Donald Trump’s withdrawal of support for Ukraine and his plans to pull financial support for NATO have blown up the Western security architecture in place since World War Two. They are cynical moves based on the calculation that the US should try and draw Russia towards the US as it faces up to its main competitor on the world stage, a rapidly arming China.

Accompanying them is the demand that other Western allies need to take on more of the military burden of defending what is laughingly called the free world. All this is a response to growing challenges to US power in a more and more multipolar world.

Even though Trump has been flagging these moves for months they have caused consternation in Europe.

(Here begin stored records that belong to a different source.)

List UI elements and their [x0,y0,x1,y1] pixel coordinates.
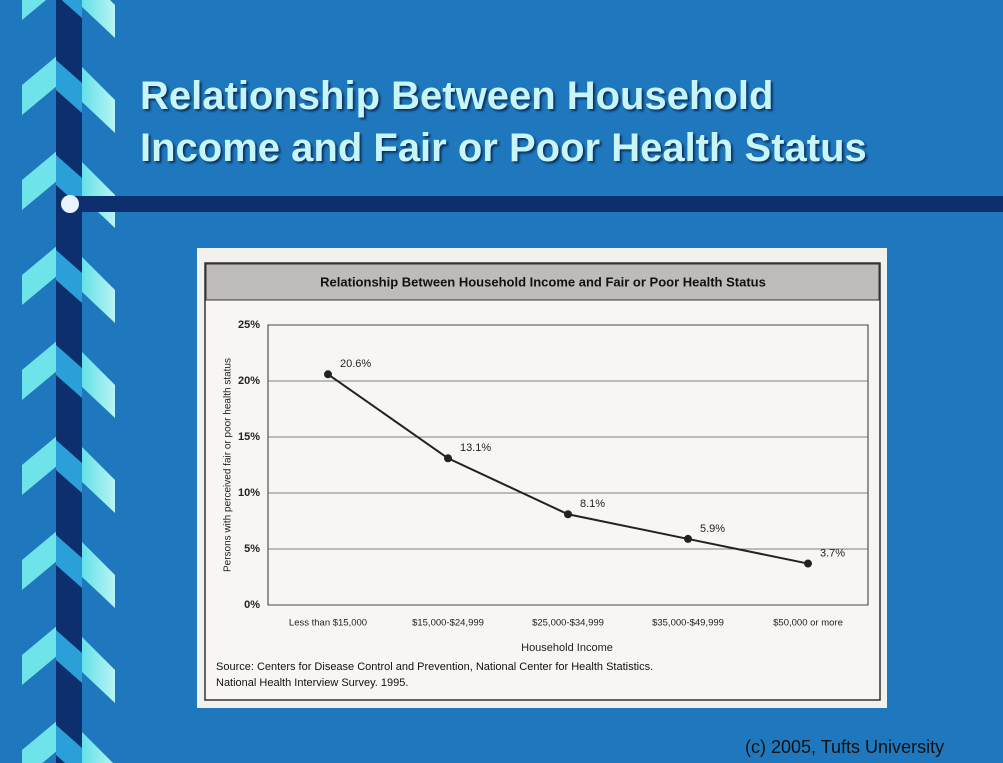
ribbon-stripe [80,540,115,608]
x-tick-label: $15,000-$24,999 [412,618,484,629]
chart-frame [204,262,881,701]
ribbon-stripe [22,150,58,210]
ribbon-stripe [80,730,113,763]
ribbon-stripe [80,445,115,513]
y-tick-label: 25% [238,319,260,331]
ribbon-stripe [22,340,58,400]
ribbon-stripe [61,0,82,18]
x-axis-label: Household Income [521,642,613,654]
y-tick-label: 5% [244,543,260,555]
divider-bar [62,196,1003,212]
ribbon-stripe [22,245,58,305]
x-tick-label: Less than $15,000 [289,618,367,629]
ribbon-stripe [22,435,58,495]
slide-title: Relationship Between Household Income and… [140,74,867,170]
y-axis-label: Persons with perceived fair or poor heal… [223,358,234,572]
y-tick-label: 15% [238,431,260,443]
ribbon-stripe [56,535,82,588]
ribbon-stripe [56,60,82,113]
data-label: 3.7% [820,547,845,559]
ribbon-stripe [56,250,82,303]
data-point [684,534,692,543]
ribbon-stripe [80,635,115,703]
ribbon-stripe [56,725,82,763]
x-tick-label: $35,000-$49,999 [652,618,724,629]
data-label: 13.1% [460,442,491,454]
ribbon-stripe [56,155,82,208]
data-label: 20.6% [340,358,371,370]
ribbon-stripe [22,625,58,685]
y-tick-label: 0% [244,599,260,611]
ribbon-stripe [22,530,58,590]
ribbon-stripe [56,345,82,398]
ribbon-decoration [22,0,115,763]
ribbon-stripe [80,65,115,133]
data-point [804,559,812,568]
chart-title-bar [205,263,880,301]
ribbon-stripe [80,0,115,38]
x-tick-label: $25,000-$34,999 [532,618,604,629]
divider-knob [61,195,79,213]
ribbon-stripe [22,0,46,20]
copyright: (c) 2005, Tufts University [745,737,944,757]
y-tick-label: 20% [238,375,260,387]
data-label: 5.9% [700,523,725,535]
data-point [564,510,572,519]
ribbon-stripe [80,350,115,418]
data-point [444,454,452,463]
y-tick-label: 10% [238,487,260,499]
source-note: Source: Centers for Disease Control and … [216,661,653,673]
ribbon-stripe [56,630,82,683]
ribbon-stripe [56,440,82,493]
ribbon-stripe [22,55,58,115]
data-label: 8.1% [580,498,605,510]
ribbon-stripe [22,720,58,763]
ribbon-stripe [80,255,115,323]
chart-title: Relationship Between Household Income an… [320,274,766,289]
x-tick-label: $50,000 or more [773,618,843,629]
data-point [324,370,332,379]
source-note: National Health Interview Survey. 1995. [216,677,408,689]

With tin soldier Starmer leading the charge, the Europeans are responding by calling for rearmament across the continent, just as Trump demands.

Such plans will increase the risk of wider war and exacerbate an already brutal austerity. Treasury leaks are suggesting that plans for 11% cuts to council funding, once regarded as being worst case scenarios, are now being seriously game planned because of the ‘need to increase defence spending’.

This underlines the necessity for the whole movement to oppose what is a bogus security panic. Russia, with an economy smaller than Italy’s and not much bigger than Spain’s, is simply not a serious military threat to wider Europe. Its army failed to reach Kyiv in the first days of the war and the effort in Ukraine has come at a massive economic cost.

For the political deadheads running Europe Donald Trump’s epochal shift away from the continent is just one more reason for ramping up arms spending and militarism.

Anyone with any imagination or concern for the future would see it as an opportunity to move away from failed military solutions towards a foreign policy based on peace and co-operation.